<あらすじ>
異世界へ転生した、ごく普通のサラリーマン・神城タケル。
剣と魔法の世界『マデウス』で新たな人生をスタートすることになった彼には、数々の能力が備わっていました。
身体能力の強化にとんでもない魔力、そして価値のあるものを見つけ出せる探査能力。
与えられたチート級の力を駆使して、タケルの異世界大旅行が幕を開けます。
<レビュー>
本作は、シナリオに軸足を置いた異世界チート系のアニメです。序盤こそ能力が物語を引っ張っていましたが、話数を重ねるにつれ、主人公の万能ぶりそのものを楽しむ作りになってきたと感じます。
マスコット的存在に加え、不足していたヒロイン枠にも仲間が加わり、パーティが賑やかになっていく様子は、王道ながらやはり楽しい見どころです。
一方で本作のヒロイン像は、いわゆる“人間的な可憐さ”に寄せず、人外要素の強いキャラクター(例:「いつも汚いエルフ」「馬の姿の女神さま」など)で構成されています。台詞や振る舞いも含めてギャグ寄りの造形が多く、たとえば語尾が「ひひーん」になるようなシーンもあります。
この設計から、作者が積極的にラブコメ的な絡みを抑え、世界観と探索要素を前面に置いている意図が伝わってきます。恋愛を足すと要素が渋滞しやすいタイプの作品だからこそ、あえて“外す”判断をしているのだと思います。
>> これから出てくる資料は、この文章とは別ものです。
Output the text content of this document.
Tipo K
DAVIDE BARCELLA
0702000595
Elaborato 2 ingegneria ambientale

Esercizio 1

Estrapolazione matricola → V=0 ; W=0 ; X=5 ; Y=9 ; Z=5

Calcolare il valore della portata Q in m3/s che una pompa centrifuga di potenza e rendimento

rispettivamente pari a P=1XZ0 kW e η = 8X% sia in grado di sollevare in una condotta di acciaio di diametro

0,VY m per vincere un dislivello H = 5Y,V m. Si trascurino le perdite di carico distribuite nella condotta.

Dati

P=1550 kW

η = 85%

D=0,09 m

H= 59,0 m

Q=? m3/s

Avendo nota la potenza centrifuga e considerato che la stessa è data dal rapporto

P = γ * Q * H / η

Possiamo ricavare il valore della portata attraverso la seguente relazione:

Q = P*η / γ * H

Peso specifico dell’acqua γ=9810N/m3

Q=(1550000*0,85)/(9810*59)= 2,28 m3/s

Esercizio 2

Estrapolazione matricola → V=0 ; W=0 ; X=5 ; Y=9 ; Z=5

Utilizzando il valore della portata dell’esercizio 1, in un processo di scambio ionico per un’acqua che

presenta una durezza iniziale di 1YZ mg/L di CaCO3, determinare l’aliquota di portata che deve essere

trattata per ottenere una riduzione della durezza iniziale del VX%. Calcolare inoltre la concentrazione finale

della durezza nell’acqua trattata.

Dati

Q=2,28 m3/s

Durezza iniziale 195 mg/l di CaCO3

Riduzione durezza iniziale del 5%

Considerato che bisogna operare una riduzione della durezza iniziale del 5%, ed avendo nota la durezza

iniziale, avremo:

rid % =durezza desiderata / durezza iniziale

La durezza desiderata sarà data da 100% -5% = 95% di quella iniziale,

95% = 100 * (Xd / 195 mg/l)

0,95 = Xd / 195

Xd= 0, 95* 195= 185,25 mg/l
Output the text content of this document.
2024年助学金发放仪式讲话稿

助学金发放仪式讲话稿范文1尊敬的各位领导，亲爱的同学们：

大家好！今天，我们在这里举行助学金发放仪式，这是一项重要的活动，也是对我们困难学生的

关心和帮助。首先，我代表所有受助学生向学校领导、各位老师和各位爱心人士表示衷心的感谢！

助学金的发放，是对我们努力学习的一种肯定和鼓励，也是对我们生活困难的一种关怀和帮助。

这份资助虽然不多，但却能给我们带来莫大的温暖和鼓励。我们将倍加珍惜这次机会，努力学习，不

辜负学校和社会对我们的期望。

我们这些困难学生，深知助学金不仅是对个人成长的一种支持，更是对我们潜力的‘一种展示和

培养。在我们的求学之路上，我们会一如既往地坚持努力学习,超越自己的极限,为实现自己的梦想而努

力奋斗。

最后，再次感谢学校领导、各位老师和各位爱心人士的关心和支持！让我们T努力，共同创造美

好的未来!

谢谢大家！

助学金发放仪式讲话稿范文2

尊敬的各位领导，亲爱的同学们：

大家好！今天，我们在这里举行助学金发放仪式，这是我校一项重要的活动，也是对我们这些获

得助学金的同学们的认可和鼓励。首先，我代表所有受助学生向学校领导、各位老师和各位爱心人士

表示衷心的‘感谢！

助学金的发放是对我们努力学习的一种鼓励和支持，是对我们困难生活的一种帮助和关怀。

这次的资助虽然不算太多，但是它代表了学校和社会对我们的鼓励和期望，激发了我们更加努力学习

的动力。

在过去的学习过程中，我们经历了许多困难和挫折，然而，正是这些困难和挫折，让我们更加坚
とはいえ、キャラクターデザインはもう一歩洗練できたのでは、という印象もわずかにあります。ヒロインの女性的な魅力を控えた結果、モノノケ感が前面に出すぎるシーンがあり、そこを魅力として楽しめる一方で、ヒロインが少しかわいそうに映る瞬間もありました。
進行テンポは非常によく、1話で1エピソードがまとまり、次のエピソードの導入まで進むことも多いです。裏を返せば、1話見逃すと展開の把握が難しくなる場合がありますので、見逃してしまった際は各配信サービスで追いついておくと、次の回をより楽しめます。
まもなく最終回ということで、かなり序盤から伏線が張られていたヒロイン・ブロライトにスポットが当たるエピソードに突入しました。どのような着地で締めくくるのか、非常に楽しみにしています。